The US dollar has also felt the effects of this week’s optimism rising briefly to five-month highs against the euro, though part of that is also down to Europe being caught up in a third wave of coronavirus cases which could well set its recovery back into Q3. As we head towards today’s report we are seeing some modest US dollar weakness ahead of today’s numbers in what can only be described as quite thin trading conditions, with most markets out for the Good Friday Easter break.
There are certainly plenty of reasons to be optimistic about today’s payrolls number given some of the data this week, with the latest ISM manufacturing report showing the best headline number since 1983 at 64.7, while both prices paid came in at 85.6, while the employment component also rose to a three year high at 59.6. Weekly jobless claims are also trending lower at around 700,000 a week, while the unemployment rate is expected to fall further, from 6.2% to 6%.
All of this is also very welcome but does need to be treated with an element of caution, given that manufacturing still only makes up about 20% of the US economy, while services make up the rest. That being said if services can’t recover at a time when the US economy is about to reopen and with the weather getting warmer then we really are in trouble. We’ll get a look at the ISM non-manufacturing next week, but whatever today’s payroll numbers, if the next few months don’t see US jobs being added back by the millions, then market expectations will have been very wrong indeed.
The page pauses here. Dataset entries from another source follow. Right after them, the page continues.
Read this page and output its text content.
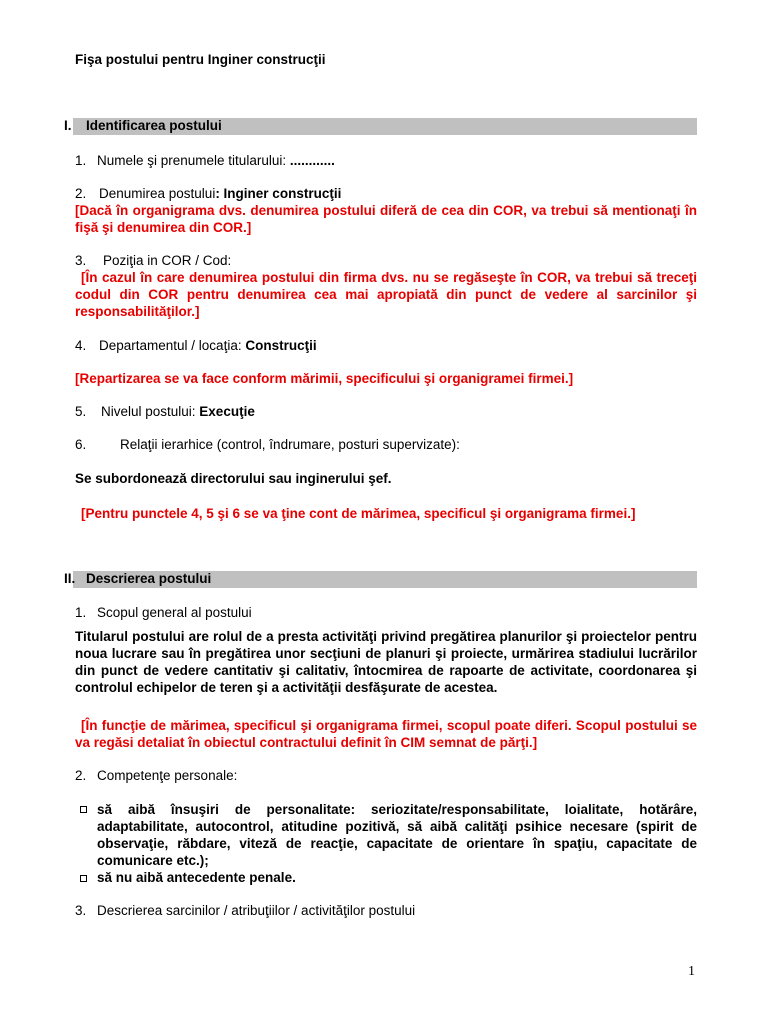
Fişa postului pentru Inginer construcţii
I. Identificarea postului
1. Numele şi prenumele titularului: ............
2. Denumirea postului: Inginer construcţii
[Dacă în organigrama dvs. denumirea postului diferă de cea din COR, va trebui să mentionaţi în fişă şi denumirea din COR.]
3. Poziţia in COR / Cod:
[În cazul în care denumirea postului din firma dvs. nu se regăseşte în COR, va trebui să treceţi codul din COR pentru denumirea cea mai apropiată din punct de vedere al sarcinilor şi responsabilităţilor.]
4. Departamentul / locaţia: Construcţii
[Repartizarea se va face conform mărimii, specificului şi organigramei firmei.]
5. Nivelul postului: Execuţie
6. Relaţii ierarhice (control, îndrumare, posturi supervizate):
Se subordonează directorului sau inginerului şef.
[Pentru punctele 4, 5 şi 6 se va ţine cont de mărimea, specificul şi organigrama firmei.]
II. Descrierea postului
1. Scopul general al postului
Titularul postului are rolul de a presta activităţi privind pregătirea planurilor şi proiectelor pentru noua lucrare sau în pregătirea unor secţiuni de planuri şi proiecte, urmărirea stadiului lucrărilor din punct de vedere cantitativ şi calitativ, întocmirea de rapoarte de activitate, coordonarea şi controlul echipelor de teren şi a activităţii desfăşurate de acestea.
[În funcţie de mărimea, specificul şi organigrama firmei, scopul poate diferi. Scopul postului se va regăsi detaliat în obiectul contractului definit în CIM semnat de părţi.]
2. Competenţe personale:
să aibă însuşiri de personalitate: seriozitate/responsabilitate, loialitate, hotărâre, adaptabilitate, autocontrol, atitudine pozitivă, să aibă calităţi psihice necesare (spirit de observaţie, răbdare, viteză de reacţie, capacitate de orientare în spaţiu, capacitate de comunicare etc.);
să nu aibă antecedente penale.
3. Descrierea sarcinilor / atribuţiilor / activităţilor postului
1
It is true that unemployment has come down from the April peaks of 14.7%, but it comes with the caveat of a sharply lower participation rate, which has also fallen quite sharply over the same period. This time last year the participation rate was at 63.4% and is now down at 61.4%. This is important in the context of how many people have dropped out of the work force and given up looking for a new role. For context it is estimated that there are up to 9m fewer Americans in work now than there were in February last year
It also reflects the number of people who have more or less given up looking for a new role, and as such understates the actual number of people who are probably out of work, which means the headline unemployment rate probably overstates the extent of the recovery in the labour market. A more accurate measure remains the underemployment rate which has remained stubbornly high at 11.1%, for the last two months. While this is still below the April peak of 22.8%, it's still well above the low which we saw at the end of 2019, when it was at 6.7%.
EUR/USD – appears to have found a bit of base with the rally off 1.1704, and could well see a pull back to the 1.1820 area, or even 1.1870. The bias still remains for a move towards the previous lows at 1.1615, while below 1.1870.
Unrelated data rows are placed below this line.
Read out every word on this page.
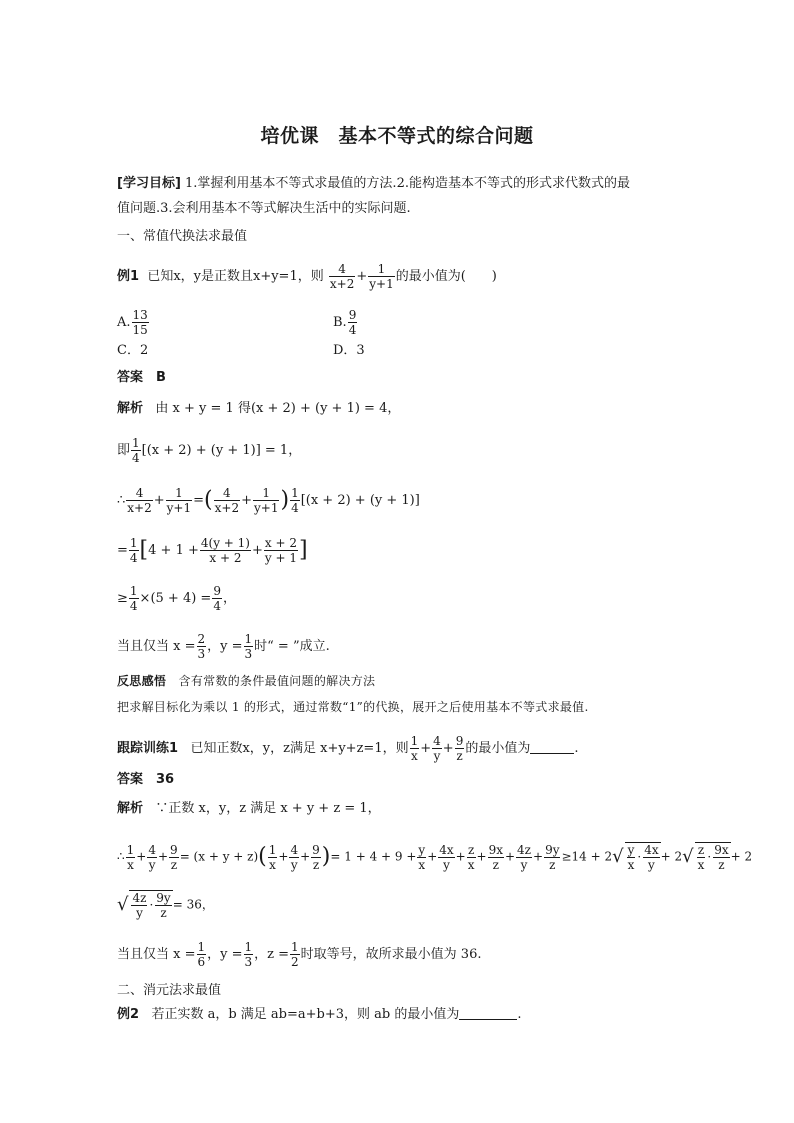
培优课　基本不等式的综合问题
[学习目标] 1.掌握利用基本不等式求最值的方法.2.能构造基本不等式的形式求代数式的最
值问题.3.会利用基本不等式解决生活中的实际问题.
一、常值代换法求最值
例1 已知x，y是正数且x+y=1，则 $\frac{4}{x+2} + \frac{1}{y+1}$ 的最小值为(　　)
A. $\frac{13}{15}$	B. $\frac{9}{4}$
C．2	D．3
答案　B
解析 由 x + y = 1 得(x + 2) + (y + 1) = 4，
即 $\frac{1}{4} [(x + 2) + (y + 1)] = 1$，
∴ $\frac{4}{x+2} + \frac{1}{y+1}$ =( $\frac{4}{x+2} + \frac{1}{y+1}$ ) $\frac{1}{4} [(x + 2) + (y + 1)]$
= $\frac{1}{4} [4 + 1 + \frac{4(y + 1)}{x + 2} + \frac{x + 2}{y + 1}$ ]
≥ $\frac{1}{4} \times(5 + 4) = \frac{9}{4}$ ，
当且仅当 $x = \frac{2}{3}$ ，$y = \frac{1}{3}$ 时“ = ”成立.
反思感悟 含有常数的条件最值问题的解决方法
把求解目标化为乘以 1 的形式，通过常数“1”的代换，展开之后使用基本不等式求最值.
跟踪训练1 已知正数x，y，z满足 x+y+z=1，则 $\frac{1}{x} + \frac{4}{y} + \frac{9}{z}$ 的最小值为	.
答案　36
解析 ∵正数 x，y，z 满足 x + y + z = 1，
∴ $\frac{1}{x} + \frac{4}{y} + \frac{9}{z} = (x + y + z)( \frac{1}{x} + \frac{4}{y} + \frac{9}{z}$ )= $1 + 4 + 9 + \frac{y}{x} + \frac{4x}{y} + \frac{z}{x} + \frac{9x}{z} + \frac{4z}{y} + \frac{9y}{z} \ge 14 + 2√ \frac{y}{x} \cdot \frac{4x}{y} + 2√ \frac{z}{x} \cdot \frac{9x}{z} + 2$
√ $\frac{4z}{y} \cdot \frac{9y}{z} = 36$，
当且仅当 $x = \frac{1}{6}$ ，$y = \frac{1}{3}$ ，$z = \frac{1}{2}$ 时取等号，故所求最小值为 36.
二、消元法求最值
例2 若正实数 a，b 满足 ab=a+b+3，则 ab 的最小值为	.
GBP/USD – looking to retest the 50-day MA at 1.3850, with a break above retargeting the 1.3920 area. A move below the 1.3710 area, retargets the recent lows at 1.3670.
EUR/GBP – slipped down towards 0.8490 and has since rebounded, but needs to move above the 0.8540 level to stabilise and avoid the potential for further losses towards 0.8400.
USD/JPY – fell just shy of the 111.00 area and has since slipped back, with support now down at the 110.20 area as well as 109.80. While above 109.80 the bias remains towards the upside.